The Wall Street Journal has an article that looks at how some companies are cutting off the customer that’s costing the company more money than profit. Last year, many companies would work with their customers, offer them discounts or work with them on payment options. This year, however, many smaller companies are finding that by cutting off customers who don’t pay actually increases their profit, as they have more time to spend with those customers who are making their payments.
Do you agree with this? Have you had to break relations with some of your needy customers in order to create a better supplier for your revenue-generating customers? How do you feel about this approach to business from a customer service perspective?
At Customers Think, they’ve addressed a common issue — why does customer profitability decrease as sales revenue increases? In today’s current economic environment, companies are trying to keep up sales, which often leads to special buying programs, prizes, rebates, and quality purchase discounts to sell to more customers. The customers who buy at this time are the customers who only buy when the prices are low, and rarely lead to a consistent profit. The price slashing cycle leads to the same number of products sold, but a decreased amount of revenue, creating a vicious cycle. Attracting new customers is necessary, but customers who do not turn a profit are problematic.
What do you think? Have you come across this in your customer base?
At the Top Marketing Blog, they recently looked into why some companies who are looking to develop customer centricity may be failing.
-They may be failing to understand the customer. Who is your customer? Do you realize that 20% of your customer base generates 80% of your profit?

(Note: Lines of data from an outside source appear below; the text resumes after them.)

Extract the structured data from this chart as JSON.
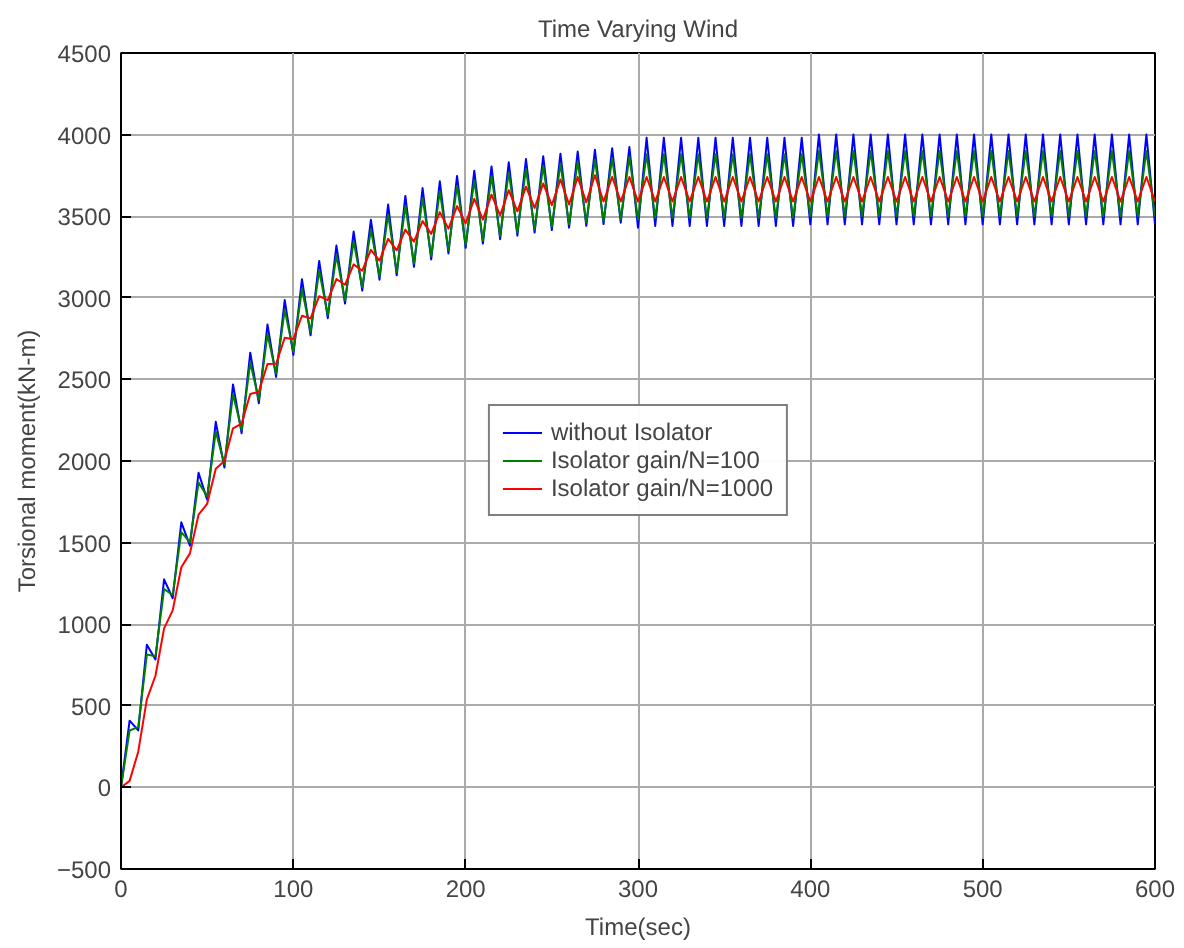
{
  "chart_data": {
    "type": "line",
    "title": "Time Varying Wind",
    "xlabel": "Time(sec)",
    "ylabel": "Torsional moment(kN-m)",
    "x": [
      0,
      5,
      10,
      15,
      20,
      25,
      30,
      35,
      40,
      45,
      50,
      55,
      60,
      65,
      70,
      75,
      80,
      85,
      90,
      95,
      100,
      105,
      110,
      115,
      120,
      125,
      130,
      135,
      140,
      145,
      150,
      155,
      160,
      165,
      170,
      175,
      180,
      185,
      190,
      195,
      200,
      205,
      210,
      215,
      220,
      225,
      230,
      235,
      240,
      245,
      250,
      255,
      260,
      265,
      270,
      275,
      280,
      285,
      290,
      295,
      300,
      305,
      310,
      315,
      320,
      325,
      330,
      335,
      340,
      345,
      350,
      355,
      360,
      365,
      370,
      375,
      380,
      385,
      390,
      395,
      400,
      405,
      410,
      415,
      420,
      425,
      430,
      435,
      440,
      445,
      450,
      455,
      460,
      465,
      470,
      475,
      480,
      485,
      490,
      495,
      500,
      505,
      510,
      515,
      520,
      525,
      530,
      535,
      540,
      545,
      550,
      555,
      560,
      565,
      570,
      575,
      580,
      585,
      590,
      595,
      600
    ],
    "xlim": [
      0,
      600
    ],
    "xticks": [
      0,
      100,
      200,
      300,
      400,
      500,
      600
    ],
    "ylim": [
      -500,
      4500
    ],
    "yticks": [
      -500,
      0,
      500,
      1000,
      1500,
      2000,
      2500,
      3000,
      3500,
      4000,
      4500
    ],
    "grid": true,
    "legend": "center",
    "line_style": "solid",
    "marker": "none",
    "series": [
      {
        "name": "without Isolator",
        "color": "#0000ff",
        "values": [
          0,
          409,
          349,
          874,
          784,
          1275,
          1159,
          1624,
          1481,
          1928,
          1763,
          2240,
          1960,
          2469,
          2170,
          2664,
          2354,
          2836,
          2515,
          2986,
          2650,
          3114,
          2770,
          3226,
          2875,
          3320,
          2965,
          3406,
          3044,
          3478,
          3111,
          3571,
          3138,
          3624,
          3190,
          3672,
          3235,
          3714,
          3272,
          3747,
          3306,
          3779,
          3332,
          3805,
          3359,
          3830,
          3381,
          3850,
          3400,
          3868,
          3415,
          3883,
          3430,
          3896,
          3441,
          3907,
          3452,
          3916,
          3460,
          3924,
          3430,
          3980,
          3440,
          3980,
          3440,
          3980,
          3440,
          3980,
          3440,
          3980,
          3440,
          3980,
          3440,
          3980,
          3440,
          3980,
          3440,
          3980,
          3440,
          3980,
          3450,
          4000,
          3450,
          4000,
          3450,
          4000,
          3450,
          4000,
          3450,
          4000,
          3450,
          4000,
          3450,
          4000,
          3450,
          4000,
          3450,
          4000,
          3450,
          4000,
          3450,
          4000,
          3450,
          4000,
          3450,
          4000,
          3450,
          4000,
          3450,
          4000,
          3450,
          4000,
          3450,
          4000,
          3450,
          4000,
          3450,
          4000,
          3450,
          4000,
          3450
        ]
      },
      {
        "name": "Isolator gain/N=100",
        "color": "#008000",
        "values": [
          0,
          349,
          369,
          814,
          804,
          1215,
          1179,
          1564,
          1501,
          1868,
          1783,
          2180,
          1980,
          2409,
          2190,
          2604,
          2374,
          2776,
          2535,
          2926,
          2670,
          3054,
          2790,
          3166,
          2895,
          3260,
          2985,
          3346,
          3064,
          3418,
          3131,
          3511,
          3158,
          3564,
          3210,
          3612,
          3255,
          3654,
          3292,
          3687,
          3326,
          3719,
          3352,
          3745,
          3379,
          3770,
          3401,
          3790,
          3420,
          3808,
          3435,
          3823,
          3450,
          3836,
          3461,
          3847,
          3472,
          3856,
          3480,
          3864,
          3480,
          3880,
          3490,
          3880,
          3490,
          3880,
          3490,
          3880,
          3490,
          3880,
          3490,
          3880,
          3490,
          3880,
          3490,
          3880,
          3490,
          3880,
          3490,
          3880,
          3500,
          3900,
          3500,
          3900,
          3500,
          3900,
          3500,
          3900,
          3500,
          3900,
          3500,
          3900,
          3500,
          3900,
          3500,
          3900,
          3500,
          3900,
          3500,
          3900,
          3500,
          3900,
          3500,
          3900,
          3500,
          3900,
          3500,
          3900,
          3500,
          3900,
          3500,
          3900,
          3500,
          3900,
          3500,
          3900,
          3500,
          3900,
          3500,
          3900,
          3500
        ]
      },
      {
        "name": "Isolator gain/N=1000",
        "color": "#ff0000",
        "values": [
          0,
          40,
          219,
          539,
          684,
          974,
          1085,
          1349,
          1434,
          1671,
          1738,
          1953,
          2000,
          2200,
          2229,
          2410,
          2424,
          2594,
          2596,
          2755,
          2746,
          2890,
          2874,
          3010,
          2986,
          3115,
          3080,
          3205,
          3166,
          3294,
          3228,
          3361,
          3291,
          3418,
          3344,
          3470,
          3392,
          3525,
          3424,
          3562,
          3457,
          3606,
          3479,
          3632,
          3505,
          3659,
          3530,
          3681,
          3551,
          3700,
          3568,
          3725,
          3572,
          3740,
          3585,
          3751,
          3590,
          3740,
          3590,
          3740,
          3590,
          3740,
          3590,
          3740,
          3590,
          3740,
          3590,
          3740,
          3590,
          3740,
          3590,
          3740,
          3590,
          3740,
          3590,
          3740,
          3590,
          3740,
          3590,
          3740,
          3590,
          3740,
          3590,
          3740,
          3590,
          3740,
          3590,
          3740,
          3590,
          3740,
          3590,
          3740,
          3590,
          3740,
          3590,
          3740,
          3590,
          3740,
          3590,
          3740,
          3590,
          3740,
          3590,
          3740,
          3590,
          3740,
          3590,
          3740,
          3590,
          3740,
          3590,
          3740,
          3590,
          3740,
          3590,
          3740,
          3590,
          3740,
          3590,
          3740,
          3590
        ]
      }
    ]
  }
}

-They may be failing to support an external customer centric strategy by not having an internal customer centric strategy. It’s important to have your employees at the center of your company first so they can then turn into the face of your customer-centric company.
- They may be failing to identify the moment of truth. Companies may have problems measuring their customer service strategies.
At the 1 to 1 blog, Ginger Conlin took time to explain her most recent encounter with customer service and companies monitoring the internet. Even though it’s hard to measure social media and see the monetary effects of these tools immediately, Conlin suggests that it’s important to invest in them anyway for the long term revenue growth by keeping your current customers. Other benefits of investing in customer service on the internet are feedback gathering, responding to concerns, the ability to share content, and the ability to increase customer retention. We’ve touched on reaching out to your customers through the interent with a recent post about Comcast, and Conlin shared her experience with Citibank. Have you had a personal experience with this?